Compte tenu de cette entente, La Garantie des maisons neuves de l’APCHQ n’a pas à statuer sur ce point dans le cadre du contrat de garantie.
1. infiltration d’eau via la toiture
Une infiltration d’eau via la toiture fut réparée par l’entrepreneur, il y a deux ans.
Lors de fortes pluies, cette infiltration d’eau est toutefois récurrente, causant des dommages jusqu’au plancher sous-jacent.
Entente :
Tel que convenu entre les parties, l’entrepreneur apportera de nouveaux correctifs à la noue causant problème.
Après quelques jours de pluie, advenant que la situation se soit résorbée, il complétera les travaux intérieurs inhérents à la présente situation.”
[11] Quant aux points 2 à 9 de la décision précitée, l’administrateur de la garantie écrit :
“La Garantie des maisons neuves de l’APCHQ ne peut considérer les points 2 à 9 dans le cadre du contrat de garantie :
Concernant les points 2 à 9 qui suivent, il est mentionné au contrat de garantie que les malfaçons, les vices cachés ou les vices majeurs, selon le cas, doivent être dénoncés par écrit à l’entrepreneur et à l’administrateur [de la garantie] dans un délai raisonnable lequel ne peut excéder six (6) mois de leur découverte ou survenance ou, en cas de vices ou de pertes graduels, de leur première manifestation.”

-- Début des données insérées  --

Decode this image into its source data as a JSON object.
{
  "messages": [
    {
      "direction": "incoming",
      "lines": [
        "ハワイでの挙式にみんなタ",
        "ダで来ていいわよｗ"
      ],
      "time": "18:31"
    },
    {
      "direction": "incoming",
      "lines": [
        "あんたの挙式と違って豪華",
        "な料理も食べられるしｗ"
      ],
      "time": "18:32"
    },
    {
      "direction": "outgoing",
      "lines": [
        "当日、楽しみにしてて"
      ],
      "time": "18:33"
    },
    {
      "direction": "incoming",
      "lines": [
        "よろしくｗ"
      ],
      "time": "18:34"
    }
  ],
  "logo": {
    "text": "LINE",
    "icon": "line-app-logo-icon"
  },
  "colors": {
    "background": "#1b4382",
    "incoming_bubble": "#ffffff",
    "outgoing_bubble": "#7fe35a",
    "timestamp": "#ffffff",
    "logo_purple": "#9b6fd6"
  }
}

[12] Relativement au point numéro 2, l’administrateur ajoute que la situation fut dénoncée par écrit dans la cinquième et dernière année de la garantie et qu’elle ne rencontre pas les critères et le degré de gravité d’un vice de construction, d’un vice de conception ou d’un vice de sol. Quant aux points numéros 3 à 8, ils ont été dénoncés dans un délai supérieur aux cinq ans prescrits par le Règlement. Et il termine ainsi : “Par conséquent La Garantie des maisons neuves de l’APCHQ ne peut intervenir sur ces points.”
[13] Concernant le point numéro 4, l’administrateur de la garantie rajoute qu’il s’agit de la dénonciation d’une question d’esthétisme que le Règlement ne couvre pas.
[14] Enfin, au point numéro 9, l’administrateur de la garantie précise :
“Nous avons constaté qu’une fissure d’environ 8 mm est présente dans le mur de fondation, au coin gauche en bas de la porte de service du garage, tout comme dans le gypse, au-dessus de cette même porte.
Une fissuration en escalier est également visible dans le parement de briques, au dessus de cette même porte.
Des infiltrations de sable y sont également visibles.
L’entrepreneur serait intervenu à la fin de 2004, bien que les correctifs apportés n’aient pas donné les résultats escomptés, les fissures apparaissant de nouveau.
Toutefois, La Garantie a été informé de la situation pour une première fois, qu’en mai 2006.”
[15] Non satisfait des décisions de l’administrateur de la garantie contenues à son rapport d’inspection précité, les bénéficiaires demandent l’arbitrage.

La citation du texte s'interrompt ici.